16) Create copies of X_train and X_test from Part (12) and save them as X_train2 and X_test2.
17) Is any additional data transformation necessary for features before training a KNN classifier model? If so, write the rationale for the transformation and then apply the transformation to the features in X_train2 and X_test2.
Hint: Explain why feature scaling may or may not be necessary for KNN and how it could affect model performance.
18) Using the training data (X_train2, y_train), train a K-Nearest Neighbors (KNN) classifier and perform model selection through cross-validation (e.g., tuning the neighborhood size). After selecting the best model based on validation performance, evaluate its final performance on the test data (X_test2, y_test).
Note:
1) If any transformations were applied to X_train2 and X_test2 in Part 17, ensure those trans- formed datasets are used here.
2) Begin tuning the neighborhood size for cross-validation starting from 2.
19) Write at least one statement summarizing the KNN classifier model’s performance and its implications in the context of the dataset and the problem.

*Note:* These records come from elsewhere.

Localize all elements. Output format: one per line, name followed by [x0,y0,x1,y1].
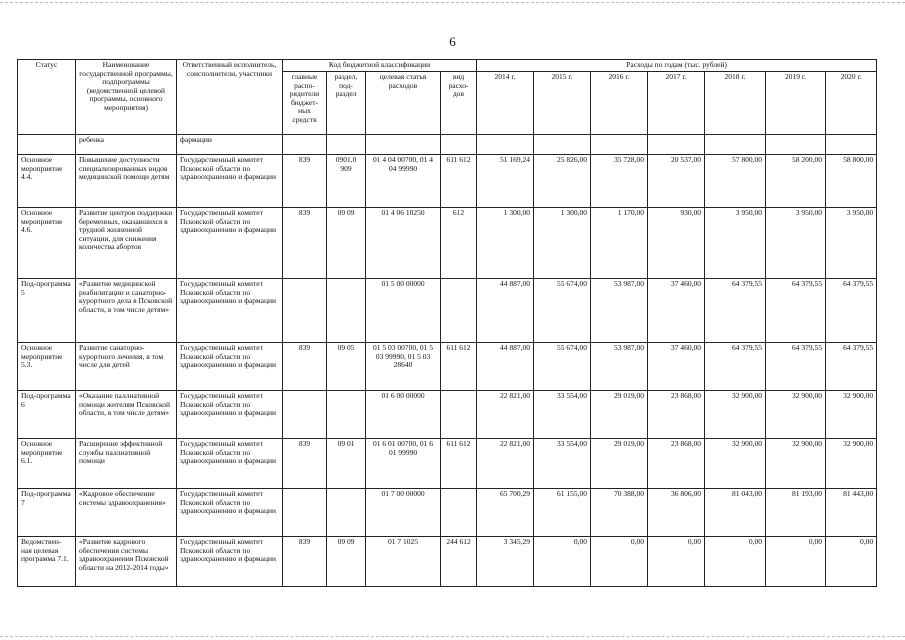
cell-2017: 20 537,00 [648,155,705,208]
cell-target: 01 7 00 00000 [366,489,441,537]
table-row [18,155,877,208]
cell-name: «Развитие кадрового обеспечения системы здравоохранения Псковской области на 2012-2014 годы» [76,537,177,587]
cell-name: Развитие центров поддержки беременных, оказавшихся в трудной жизненной ситуации, для снижения количества абортов [76,208,177,279]
cell-grbs [283,279,327,343]
cell-section [327,279,366,343]
cell-2018: 32 900,00 [705,391,766,439]
table-row [18,391,877,439]
cell-2017: 37 460,00 [648,343,705,391]
cell-2016: 29 019,00 [591,391,648,439]
cell-grbs [283,135,327,155]
table-row [18,489,877,537]
cell-executor: Государственный комитет Псковской области по здравоохранению и фармации [177,391,283,439]
header-year-2019: 2019 г. [766,72,826,135]
cell-expense-type: 612 [441,208,477,279]
cell-2019: 3 950,00 [766,208,826,279]
cell-target: 01 4 06 10250 [366,208,441,279]
cell-target: 01 6 00 00000 [366,391,441,439]
cell-2020: 64 379,55 [826,343,877,391]
cell-section: 0901,0 909 [327,155,366,208]
cell-executor: фармации [177,135,283,155]
header-status: Статус [18,60,76,135]
cell-2016: 53 987,00 [591,279,648,343]
cell-section [327,135,366,155]
cell-name: «Оказание паллиативной помощи жителям Псковской области, в том числе детям» [76,391,177,439]
header-section: раздел, под-раздел [327,72,366,135]
header-year-2018: 2018 г. [705,72,766,135]
cell-status: Ведомствен-ная целевая программа 7.1. [18,537,76,587]
cell-executor: Государственный комитет Псковской области по здравоохранению и фармации [177,155,283,208]
cell-2017: 36 806,00 [648,489,705,537]
header-year-2020: 2020 г. [826,72,877,135]
cell-executor: Государственный комитет Псковской области по здравоохранению и фармации [177,537,283,587]
cell-2017 [648,135,705,155]
cell-expense-type [441,135,477,155]
cell-name: Повышение доступности специализированных видов медицинской помощи детям [76,155,177,208]
cell-2017: 0,00 [648,537,705,587]
cell-2014: 44 887,00 [477,343,534,391]
cell-2017: 23 868,00 [648,439,705,489]
cell-2014: 22 821,00 [477,391,534,439]
cell-section: 09 09 [327,208,366,279]
cell-2014: 22 821,00 [477,439,534,489]
cell-name: ребенка [76,135,177,155]
continuation-row [18,135,877,155]
cell-expense-type [441,391,477,439]
cell-2019: 81 193,00 [766,489,826,537]
cell-2019: 64 379,55 [766,343,826,391]
cell-2020: 81 443,00 [826,489,877,537]
cell-expense-type: 611 612 [441,343,477,391]
cell-2018: 57 800,00 [705,155,766,208]
cell-section [327,489,366,537]
cell-2014: 65 700,29 [477,489,534,537]
cell-expense-type: 611 612 [441,155,477,208]
cell-2015: 61 155,00 [534,489,591,537]
cell-target: 01 5 03 00700, 01 5 03 99990, 01 5 03 28640 [366,343,441,391]
cell-status: Основное мероприятие 6.1. [18,439,76,489]
cell-2019: 0,00 [766,537,826,587]
cell-section [327,391,366,439]
cell-2015: 55 674,00 [534,343,591,391]
cell-executor: Государственный комитет Псковской области по здравоохранению и фармации [177,279,283,343]
budget-table [17,59,877,587]
cell-2018 [705,135,766,155]
cell-2015: 55 674,00 [534,279,591,343]
cell-status: Основное мероприятие 5.3. [18,343,76,391]
cell-target: 01 5 00 00000 [366,279,441,343]
cell-status: Основное мероприятие 4.6. [18,208,76,279]
cell-2015: 33 554,00 [534,439,591,489]
cell-2014: 51 169,24 [477,155,534,208]
cell-2018: 81 043,00 [705,489,766,537]
header-executor: Ответственный исполнитель, соисполнители, участники [177,60,283,135]
cell-section: 09 09 [327,537,366,587]
cell-2020: 32 900,00 [826,439,877,489]
cell-expense-type [441,279,477,343]
cell-section: 09 05 [327,343,366,391]
table-row [18,537,877,587]
table-row [18,343,877,391]
cell-2020: 0,00 [826,537,877,587]
cell-2020: 3 950,00 [826,208,877,279]
table-row [18,439,877,489]
cell-target: 01 7 1025 [366,537,441,587]
cell-expense-type: 611 612 [441,439,477,489]
cell-executor: Государственный комитет Псковской области по здравоохранению и фармации [177,439,283,489]
cell-grbs: 839 [283,155,327,208]
table-row [18,279,877,343]
cell-executor: Государственный комитет Псковской области по здравоохранению и фармации [177,208,283,279]
cell-2014 [477,135,534,155]
cell-grbs [283,391,327,439]
cell-expense-type: 244 612 [441,537,477,587]
cell-2016: 29 019,00 [591,439,648,489]
cell-2016: 0,00 [591,537,648,587]
cell-2020: 64 379,55 [826,279,877,343]
cell-2015 [534,135,591,155]
cell-2014: 1 300,00 [477,208,534,279]
bottom-scan-edge [0,636,905,637]
cell-2016: 1 170,00 [591,208,648,279]
cell-2017: 23 868,00 [648,391,705,439]
cell-name: Расширение эффективной службы паллиативной помощи [76,439,177,489]
header-expense-type: вид расхо-дов [441,72,477,135]
cell-2014: 44 887,00 [477,279,534,343]
cell-status: Под-программа 6 [18,391,76,439]
cell-executor: Государственный комитет Псковской области по здравоохранению и фармации [177,343,283,391]
cell-2016: 35 728,00 [591,155,648,208]
cell-executor: Государственный комитет Псковской области по здравоохранению и фармации [177,489,283,537]
cell-2018: 64 379,55 [705,279,766,343]
cell-name: «Кадровое обеспечение системы здравоохранения» [76,489,177,537]
cell-2016: 70 388,00 [591,489,648,537]
cell-target: 01 4 04 00700, 01 4 04 99990 [366,155,441,208]
cell-2019: 32 900,00 [766,391,826,439]
header-budget-code: Код бюджетной классификации [283,60,477,72]
cell-2019: 58 200,00 [766,155,826,208]
cell-status [18,135,76,155]
cell-2017: 37 460,00 [648,279,705,343]
cell-target [366,135,441,155]
header-expenses: Расходы по годам (тыс. рублей) [477,60,877,72]
cell-2018: 64 379,55 [705,343,766,391]
header-year-2014: 2014 г. [477,72,534,135]
cell-2018: 3 950,00 [705,208,766,279]
cell-status: Под-программа 5 [18,279,76,343]
header-target: целевая статья расходов [366,72,441,135]
page-number: 6 [449,34,456,49]
cell-status: Под-программа 7 [18,489,76,537]
header-year-2017: 2017 г. [648,72,705,135]
header-grbs: главные распо-рядители бюджет-ных средств [283,72,327,135]
cell-status: Основное мероприятие 4.4. [18,155,76,208]
cell-2019: 32 900,00 [766,439,826,489]
top-scan-edge [0,2,905,3]
cell-2015: 25 826,00 [534,155,591,208]
cell-2020: 32 900,00 [826,391,877,439]
table-row [18,208,877,279]
cell-2017: 930,00 [648,208,705,279]
cell-2016: 53 987,00 [591,343,648,391]
cell-2020: 58 800,00 [826,155,877,208]
header-name: Наименование государственной программы, подпрограммы (ведомственной целевой программы, основного мероприятия) [76,60,177,135]
cell-2015: 33 554,00 [534,391,591,439]
cell-grbs: 839 [283,343,327,391]
cell-2015: 1 300,00 [534,208,591,279]
header-year-2015: 2015 г. [534,72,591,135]
cell-target: 01 6 01 00700, 01 6 01 99990 [366,439,441,489]
cell-grbs: 839 [283,537,327,587]
cell-2015: 0,00 [534,537,591,587]
header-year-2016: 2016 г. [591,72,648,135]
cell-2016 [591,135,648,155]
cell-expense-type [441,489,477,537]
cell-name: «Развитие медицинской реабилитации и санаторно-курортного дела в Псковской области, в том числе детям» [76,279,177,343]
cell-grbs [283,489,327,537]
cell-2014: 3 345,29 [477,537,534,587]
cell-2019: 64 379,55 [766,279,826,343]
cell-2019 [766,135,826,155]
cell-section: 09 01 [327,439,366,489]
cell-name: Развитие санаторно-курортного лечения, в том числе для детей [76,343,177,391]
cell-2020 [826,135,877,155]
cell-grbs: 839 [283,439,327,489]
cell-2018: 32 900,00 [705,439,766,489]
cell-2018: 0,00 [705,537,766,587]
cell-grbs: 839 [283,208,327,279]
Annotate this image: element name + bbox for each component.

20) Write at least two statements that compare and contrast classification and KNN classifers performance and interpretation of the model on the test set.
Grading scheme
1. |
1. 2. 3. 4. 5. 6. 7. 8. 9. 10. 11. 12. 13. |
answer [1] answer [1] answer [1] Codes and answer [2] Codes [1] Codes and answer [2] Codes [1] Codes and answer [1] Codes and answer to detect outliers [2] Codes [1] Rationale and Codes [2] Codes [1] Codes for cross-validation [1], rationale for best model selection [1], codes for test perfomance [1] |
|
14. 15. 16. 17. 18. |
Codes and write an answer [1] 1 statement [1] Codes [1] Rationale and Codes [2] Codes for cross-validation [1], rationale for best model selection [1], codes for test perfomance [1] |
|
19. 20. |
1 statement [1] 2 statemens to compare and contrast [2] |
The maximum point for this assignment is 30. We will convert this to 100%.